# haunted i-10



## ChezaRose (Feb 1, 2017)

So the other day my ex road dogs and I went to get some people in New Mexico and take them back to Tuscon with us.

I was pretty tired and wanted to possibly just lay down and go to bed.

But I started having what I can best describe as unwarranted flash backs. I am Wiccan and I am a witch so idk if that has anything to do with it. Either way... They involved us driving off the road pretty bad. It happened once so I ignored it, but it happened again so I took head of it and decided to stay away for the rest of the ride.

So at a point the driver looks down to get a cookie box (awe cookies) and there was a car stopped in the road. I yelled car a few times and thankfully she listened in time and we managed to avoid it.

Then maybe ten minutes later she dropped the cookies and went to get them, where we literally started driving off the road but again she listened in time to see, since it was a turn.

Okay. So. Weird things out of the way to weirder things. Her car has a fancy radio tv thing. It just randomly turns off. No rhyme or reason and apparently it has never happened before. A push of a button and it was back on. 

Shortly after it felt like something had kind of, shot, into the middle of my head.

Keep in mind I had a brain amorism about four or five days ago in a motel in tuscon.

Anyway, so maybe 15-20 minutes layer in watching the road pretty well for obvious reasons and I see, very clearly someone walking into the road about to freak out. But when the person actually began to walk into the road. BAM, no person. Whatever it was just vanished. 

It was a pretty strange domino of events. It pretty much stopped after that.

The motel I had the amorism in was a bit fucked off too though. It just felt weird and I had six consecutive nightmares before the fucked up possibly had died thing happened.

I thought you guys would enjoy that if you ever head that way at night.


----------



## Kim Chee (Feb 1, 2017)

*amorism*
*amorism*
(ˈæməˌrɪzəm) 
_n_
the state of someone who is preoccupied with love and lovemaking or with writing about love.

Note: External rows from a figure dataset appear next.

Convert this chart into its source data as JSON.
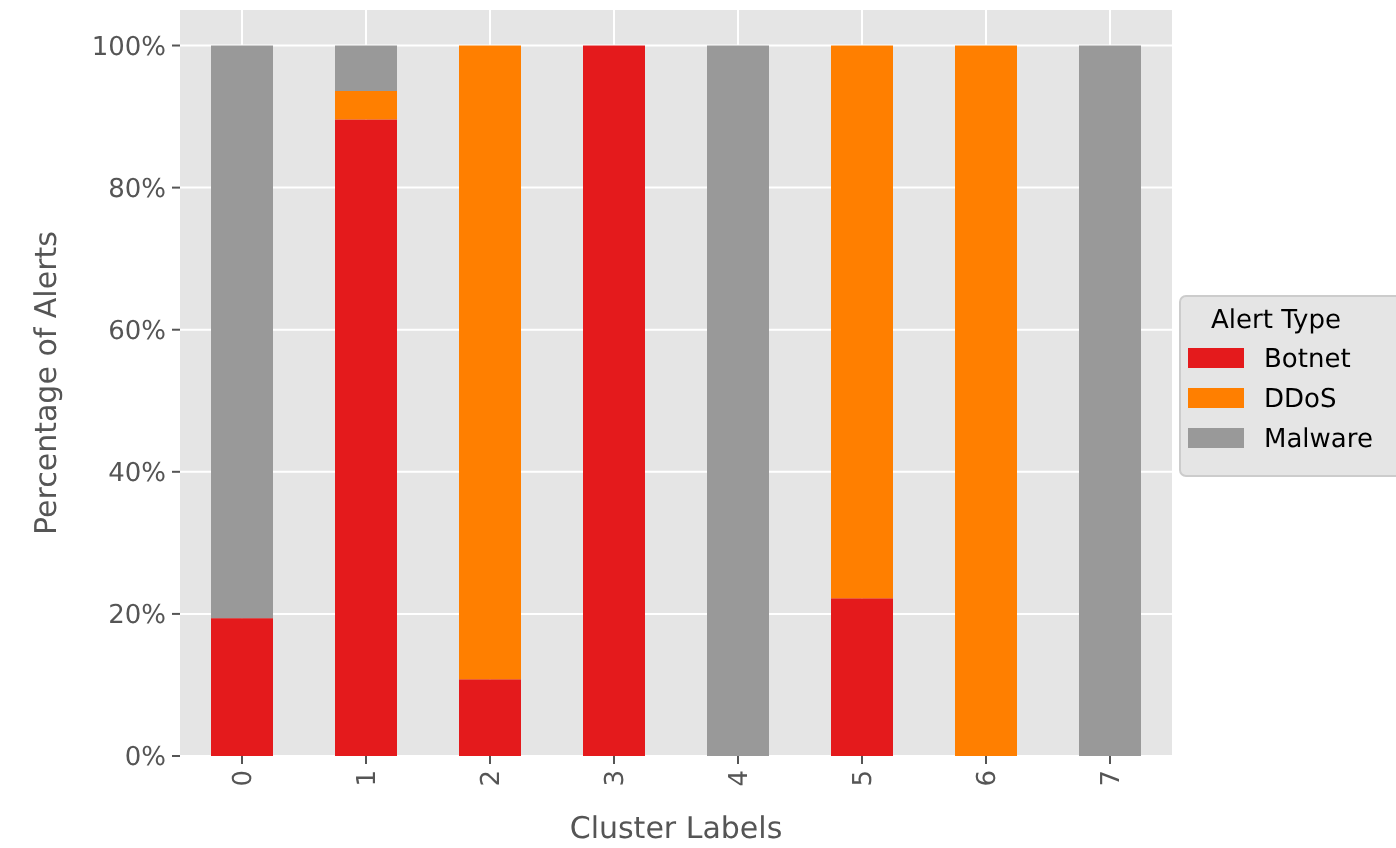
{
  "chart_data": {
    "type": "bar",
    "stacked": true,
    "xlabel": "Cluster Labels",
    "ylabel": "Percentage of Alerts",
    "legend_title": "Alert Type",
    "legend": "right",
    "grid": true,
    "categories": [
      "0",
      "1",
      "2",
      "3",
      "4",
      "5",
      "6",
      "7"
    ],
    "series": [
      {
        "name": "Botnet",
        "color": "#e41a1c",
        "values": [
          19.4,
          89.6,
          10.8,
          100,
          0,
          22.2,
          0,
          0
        ]
      },
      {
        "name": "DDoS",
        "color": "#ff7f00",
        "values": [
          0,
          4.0,
          89.2,
          0,
          0,
          77.8,
          100,
          0
        ]
      },
      {
        "name": "Malware",
        "color": "#999999",
        "values": [
          80.6,
          6.4,
          0,
          0,
          100,
          0,
          0,
          100
        ]
      }
    ],
    "ylim": [
      0,
      105
    ],
    "yticks": [
      {
        "value": 0,
        "label": "0%"
      },
      {
        "value": 20,
        "label": "20%"
      },
      {
        "value": 40,
        "label": "40%"
      },
      {
        "value": 60,
        "label": "60%"
      },
      {
        "value": 80,
        "label": "80%"
      },
      {
        "value": 100,
        "label": "100%"
      }
    ]
  }
}
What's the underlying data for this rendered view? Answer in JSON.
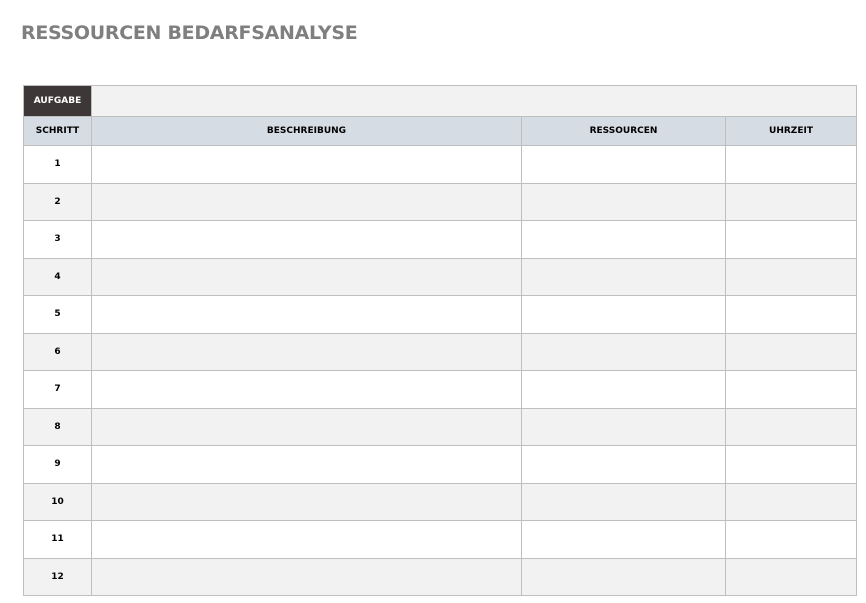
{
  "title": "RESSOURCEN BEDARFSANALYSE",
  "task_label": "AUFGABE",
  "task_value": "",
  "headers": [
    "SCHRITT",
    "BESCHREIBUNG",
    "RESSOURCEN",
    "UHRZEIT"
  ],
  "rows": [
    {
      "step": "1"
    },
    {
      "step": "2"
    },
    {
      "step": "3"
    },
    {
      "step": "4"
    },
    {
      "step": "5"
    },
    {
      "step": "6"
    },
    {
      "step": "7"
    },
    {
      "step": "8"
    },
    {
      "step": "9"
    },
    {
      "step": "10"
    },
    {
      "step": "11"
    },
    {
      "step": "12"
    }
  ]
}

Sure you didn't have an aneurysm?


----------



## ChezaRose (Feb 1, 2017)

I like both though lol


----------



## PIE (Feb 1, 2017)

I've hitched the I-10 a lot. It's very haunted.


Sent from my iPhone using Squat the Planet Mobile


----------



## ChezaRose (Feb 1, 2017)

Any stories about it?


----------



## FrumpyWatkins (Feb 1, 2017)

Kim Chee said:


> Sure you didn't have an aneurysm?



haha


----------